My Rod's Gone Floppy

My Rod's Gone Floppy

Tracy&James | Thursday, 9 February 2017

Sometimes some of the myths surrounding fly-casting are really whacky, right up there with the flat Earth society beliefs. One such myth is that fly-rods ‘tire’ during the course of a day’s fishing or go soft if the temperature changes. No, honestly! I’ve heard this type of thing said more than once – although I didn’t establish whether the person I was conversing with at the time was also a flat Earther, perhaps there would be a correlation?

The trouble with these interactions is that, unless there is irrefutable evidence to present, you end up in an idiotic conversation along the lines of:

“This rod goes soft and casts poorly when the temperature gets above 30°C”

“Eh?  Don’t be ridiculous, the effect of temperature is negligible”

“No it’s not, I can feel it soften and my casting goes crap”

“Well I’ve never felt any fly rod soften with temperature”

“That’s because you’re not as sensitive a caster as me”

“You what?”

“My casting is more highly tuned and I notice these things, you don’t”

“But you can barely make 60ft and you tail consistently”

“Yeah – that’s because my rod’s gone soft as I was telling you”


One of the problems with dealing with such beliefs is that the person promoting them has some knowledge that all materials soften as temperature increases, so why shouldn’t their fishing rod? (All materials don’t actually soften, but that’s not for here).  As far as a typical carbon fibre/resin composite goes they’re essentially right, it does soften with temperature – but by how much?

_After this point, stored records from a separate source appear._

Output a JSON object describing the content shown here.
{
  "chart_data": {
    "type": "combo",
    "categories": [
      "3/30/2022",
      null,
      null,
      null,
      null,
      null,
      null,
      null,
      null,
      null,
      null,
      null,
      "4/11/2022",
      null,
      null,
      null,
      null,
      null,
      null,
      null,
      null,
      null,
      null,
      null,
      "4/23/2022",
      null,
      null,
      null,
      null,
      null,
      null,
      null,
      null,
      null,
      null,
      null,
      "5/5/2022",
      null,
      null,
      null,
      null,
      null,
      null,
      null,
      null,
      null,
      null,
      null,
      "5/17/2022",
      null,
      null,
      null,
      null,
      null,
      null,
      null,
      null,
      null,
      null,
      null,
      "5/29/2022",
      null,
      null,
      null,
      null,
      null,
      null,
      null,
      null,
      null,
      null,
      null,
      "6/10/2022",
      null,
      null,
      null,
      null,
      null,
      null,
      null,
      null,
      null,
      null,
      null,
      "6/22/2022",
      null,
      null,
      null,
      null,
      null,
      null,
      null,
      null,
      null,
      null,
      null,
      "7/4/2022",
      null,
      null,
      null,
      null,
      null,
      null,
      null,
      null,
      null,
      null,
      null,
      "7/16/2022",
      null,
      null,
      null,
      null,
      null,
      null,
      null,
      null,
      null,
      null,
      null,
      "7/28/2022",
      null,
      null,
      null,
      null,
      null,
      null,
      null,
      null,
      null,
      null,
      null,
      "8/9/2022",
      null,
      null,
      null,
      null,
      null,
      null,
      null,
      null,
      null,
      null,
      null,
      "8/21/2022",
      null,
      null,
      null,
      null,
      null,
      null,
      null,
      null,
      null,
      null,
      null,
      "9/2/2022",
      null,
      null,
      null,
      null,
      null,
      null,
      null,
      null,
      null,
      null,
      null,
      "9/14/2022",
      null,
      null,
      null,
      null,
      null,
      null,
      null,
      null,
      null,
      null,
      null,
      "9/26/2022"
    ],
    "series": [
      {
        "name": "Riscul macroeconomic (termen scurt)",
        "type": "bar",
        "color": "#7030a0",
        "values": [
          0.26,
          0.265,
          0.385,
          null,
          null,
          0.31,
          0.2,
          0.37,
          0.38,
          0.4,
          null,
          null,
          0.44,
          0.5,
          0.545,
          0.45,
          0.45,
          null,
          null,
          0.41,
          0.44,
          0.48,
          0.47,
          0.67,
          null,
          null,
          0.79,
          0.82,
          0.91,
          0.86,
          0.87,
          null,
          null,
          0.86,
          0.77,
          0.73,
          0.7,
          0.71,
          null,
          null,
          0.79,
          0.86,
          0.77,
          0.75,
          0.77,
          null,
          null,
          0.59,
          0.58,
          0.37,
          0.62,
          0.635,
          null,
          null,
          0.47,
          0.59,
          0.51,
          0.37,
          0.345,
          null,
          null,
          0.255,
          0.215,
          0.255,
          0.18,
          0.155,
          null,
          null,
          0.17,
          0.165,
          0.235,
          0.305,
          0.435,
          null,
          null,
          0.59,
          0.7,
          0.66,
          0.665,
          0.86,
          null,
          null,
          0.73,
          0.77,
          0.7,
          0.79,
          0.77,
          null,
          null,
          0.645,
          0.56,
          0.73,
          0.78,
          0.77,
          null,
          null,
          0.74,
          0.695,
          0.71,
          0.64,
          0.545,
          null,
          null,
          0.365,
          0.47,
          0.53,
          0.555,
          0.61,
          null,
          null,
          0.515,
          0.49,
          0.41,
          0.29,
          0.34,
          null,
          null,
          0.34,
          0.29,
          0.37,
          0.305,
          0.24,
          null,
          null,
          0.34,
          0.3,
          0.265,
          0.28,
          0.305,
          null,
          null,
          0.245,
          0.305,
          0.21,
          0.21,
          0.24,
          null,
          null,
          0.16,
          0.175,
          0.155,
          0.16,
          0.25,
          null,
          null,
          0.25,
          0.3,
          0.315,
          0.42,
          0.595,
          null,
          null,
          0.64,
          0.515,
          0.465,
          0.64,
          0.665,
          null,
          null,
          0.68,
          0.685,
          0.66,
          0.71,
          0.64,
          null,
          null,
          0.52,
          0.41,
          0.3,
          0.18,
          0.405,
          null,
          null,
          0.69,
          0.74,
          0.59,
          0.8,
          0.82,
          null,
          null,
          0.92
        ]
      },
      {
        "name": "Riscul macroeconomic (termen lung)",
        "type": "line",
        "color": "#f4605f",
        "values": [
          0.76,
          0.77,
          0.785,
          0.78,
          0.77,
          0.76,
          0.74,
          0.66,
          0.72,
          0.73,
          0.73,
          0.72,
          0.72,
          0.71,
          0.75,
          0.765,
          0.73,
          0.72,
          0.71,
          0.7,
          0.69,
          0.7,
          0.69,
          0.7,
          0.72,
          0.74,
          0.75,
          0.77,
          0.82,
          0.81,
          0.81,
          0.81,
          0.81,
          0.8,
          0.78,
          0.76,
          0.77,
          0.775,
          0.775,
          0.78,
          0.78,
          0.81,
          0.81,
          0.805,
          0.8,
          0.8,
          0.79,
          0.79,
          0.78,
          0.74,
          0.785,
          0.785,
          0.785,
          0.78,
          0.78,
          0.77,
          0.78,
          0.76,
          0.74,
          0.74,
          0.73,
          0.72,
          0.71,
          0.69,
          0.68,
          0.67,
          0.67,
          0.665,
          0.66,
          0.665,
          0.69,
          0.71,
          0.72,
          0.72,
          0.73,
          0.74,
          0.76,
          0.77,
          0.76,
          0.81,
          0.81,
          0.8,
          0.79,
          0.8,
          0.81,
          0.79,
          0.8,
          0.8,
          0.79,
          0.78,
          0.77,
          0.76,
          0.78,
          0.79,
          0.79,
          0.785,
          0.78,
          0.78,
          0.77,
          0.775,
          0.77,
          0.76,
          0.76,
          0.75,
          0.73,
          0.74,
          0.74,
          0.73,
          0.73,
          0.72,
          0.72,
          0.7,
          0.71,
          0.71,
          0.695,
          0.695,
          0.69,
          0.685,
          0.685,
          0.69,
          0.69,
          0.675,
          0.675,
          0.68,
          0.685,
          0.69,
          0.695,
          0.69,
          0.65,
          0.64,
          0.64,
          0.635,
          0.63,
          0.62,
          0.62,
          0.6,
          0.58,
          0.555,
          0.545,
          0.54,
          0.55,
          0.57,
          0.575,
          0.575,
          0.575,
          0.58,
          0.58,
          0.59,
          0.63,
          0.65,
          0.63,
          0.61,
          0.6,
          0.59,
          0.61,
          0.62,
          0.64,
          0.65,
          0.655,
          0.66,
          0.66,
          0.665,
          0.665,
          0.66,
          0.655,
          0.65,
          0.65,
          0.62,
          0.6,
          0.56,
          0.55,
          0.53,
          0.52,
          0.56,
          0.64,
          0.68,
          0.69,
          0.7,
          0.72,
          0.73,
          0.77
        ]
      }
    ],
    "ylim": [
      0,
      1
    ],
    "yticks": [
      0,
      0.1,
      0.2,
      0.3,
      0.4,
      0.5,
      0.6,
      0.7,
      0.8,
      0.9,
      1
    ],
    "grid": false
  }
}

A piece of laboratory equipment I have is a Dynamic Mechanical Analyser (DMA).  This essentially applies an oscillating force to a sample while simultaneously heating (or cooling) it.  The most common set-up is to rest the sample on two supports and have the machine’s probe press down in the middle, this is called a three-point bend (because there’s 3 points of contact).  By ensuring the probe flexes the sample within its elastic response region a measure of stiffness (along with other parameters) can be made upon every oscillation, typically set at 1Hz (1 per second).  Thus by programming the equipment’s furnace to heat or cool, the material’s properties can be assessed over a wide range of temperatures.

Now a fly-fisher like me can’t have access to a DMA without sticking a piece of fishing rod in it at some time or other, so here are the results:



DMA Pic1  

This chart shows stiffness vertically versus temperature along the horizontal axis.  I chose to perform the test between -20°C and 50°C, the lower temperature being the coldest I could ever imagine anyone wanting to go fishing in (it was -5°C when Tracy and I fished the Dee last time, which wasn’t so bad) and the upper temperature being about the highest air temperature ever recorded.  At first glance it appears that a significant softening has been measured, however it should be pointed out that the chart has been ‘zoomed in’.  Without the zoom the results look like this:



DMA Pic2  

A quick analysis of the data shows that over the extent of a 70°C temperature range the flexural stiffness changes by less than 5%, which equates to ~0.07% per °C.  Now if you can detect that in your casting you truly are more highly tuned than me.  Personally, I think the change in clothing I’d need to cope with the temperature extremes would have far more effect on my loops than the change in rod performance (not to mention the change in the line).